As we pondered the news, entropy was about to show its hand in devastating style.
If you don’t decide, Chaos will get you.
For reasons of a lack of space, the toaster lived on top of the hob. My stepdad, alone in the kitchen turned the hob on, with the toaster still in place. It didn’t take long for the toaster to melt and catch fire. The flames spread to the kitchen cupboards above the stove, and across to the microwave. The fire spread quickly, and with the help of the neighbours, both my mum and stepdad escaped unharmed. They were lucky.

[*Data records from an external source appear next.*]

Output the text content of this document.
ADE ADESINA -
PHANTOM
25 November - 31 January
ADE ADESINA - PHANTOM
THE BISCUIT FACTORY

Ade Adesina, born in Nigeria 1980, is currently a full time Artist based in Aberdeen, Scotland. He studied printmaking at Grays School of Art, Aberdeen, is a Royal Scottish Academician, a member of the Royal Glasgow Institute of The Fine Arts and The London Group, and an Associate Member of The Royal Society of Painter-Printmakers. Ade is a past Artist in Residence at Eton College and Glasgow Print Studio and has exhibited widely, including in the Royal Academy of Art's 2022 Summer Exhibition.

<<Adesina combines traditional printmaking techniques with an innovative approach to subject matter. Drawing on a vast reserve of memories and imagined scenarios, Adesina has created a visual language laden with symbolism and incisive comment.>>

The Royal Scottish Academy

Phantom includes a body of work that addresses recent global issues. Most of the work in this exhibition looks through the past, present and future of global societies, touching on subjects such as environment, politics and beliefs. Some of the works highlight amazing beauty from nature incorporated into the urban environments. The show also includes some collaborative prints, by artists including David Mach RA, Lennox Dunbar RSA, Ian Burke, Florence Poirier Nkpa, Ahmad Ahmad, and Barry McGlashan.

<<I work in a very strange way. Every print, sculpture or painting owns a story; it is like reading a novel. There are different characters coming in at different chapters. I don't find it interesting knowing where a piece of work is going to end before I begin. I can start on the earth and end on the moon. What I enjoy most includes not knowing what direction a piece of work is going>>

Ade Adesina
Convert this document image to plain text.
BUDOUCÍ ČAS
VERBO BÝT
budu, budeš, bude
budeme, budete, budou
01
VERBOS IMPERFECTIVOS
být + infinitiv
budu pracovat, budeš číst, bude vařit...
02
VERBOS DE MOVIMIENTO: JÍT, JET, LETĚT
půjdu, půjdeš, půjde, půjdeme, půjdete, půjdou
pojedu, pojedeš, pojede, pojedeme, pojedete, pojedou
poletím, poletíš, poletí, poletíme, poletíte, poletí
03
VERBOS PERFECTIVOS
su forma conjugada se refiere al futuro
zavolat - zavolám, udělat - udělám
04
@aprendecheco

With the kitchen gutted, and the electrics damaged the house was declared unsafe. So, amid another stay-at-home lockdown, we found a hotel for my parents to stay in. For my stepdad, the unfamiliar environment was terrifying. His dementia required the comfort of surroundings he knew, but they were gone.
For five days, we battled to keep him safe before a suitable care home became available.
The move to the care home offered more disorder for stepdad. Made even worse by the covid restrictions. For ten days, he had to isolate himself in his room, without visitors.
This was the cruellest stroke entropy could play.
Three days he lasted at the home. A fall leaving him with a huge bump on his head and a broken collar bone. And so, the hospital took him, treating him for his injuries.
And then, if it couldn’t get worse, it did. COVID got him. My stepdad catching it a week after his admission, from a mass outbreak on one of the wards. His dementia had one play left, to stop him from excepting the ventilation he so desperately needed.
He passed away a week later.
The manifestation of entropy
It’s a horrible story, but a true one. The disorder, the random events and the uncertainty are all there. Dementia, COVID-19, moving home, the loss of purpose – all are entropy.
My stepdad couldn’t defend himself.
This is the thing about entropy, you can’t see it coming. It is there, poised, ready to bring chaos to your life – if you let it.
In my stepdad’s case, he couldn’t defeat it. First the stroke, then the creep of vascular dementia followed. Stealthy it picked away at his brain, taking a piece at a time. It went unnoticed for years until it had compounded to such an extent you couldn’t miss it.
And just when he needed diagnosis and help, COVID struck.
The randomness of the kitchen fire might be an outlier, but in the context of how entropy increases, it can hardly be a surprise. What followed; well, you could call it bad luck, but for me, it was the manifestation of entropy.
This example offers more than the definition of entropy. It offers a blunt example of what happens when chaos decides through the embodiment of disorder. It should serve as a warning to us all.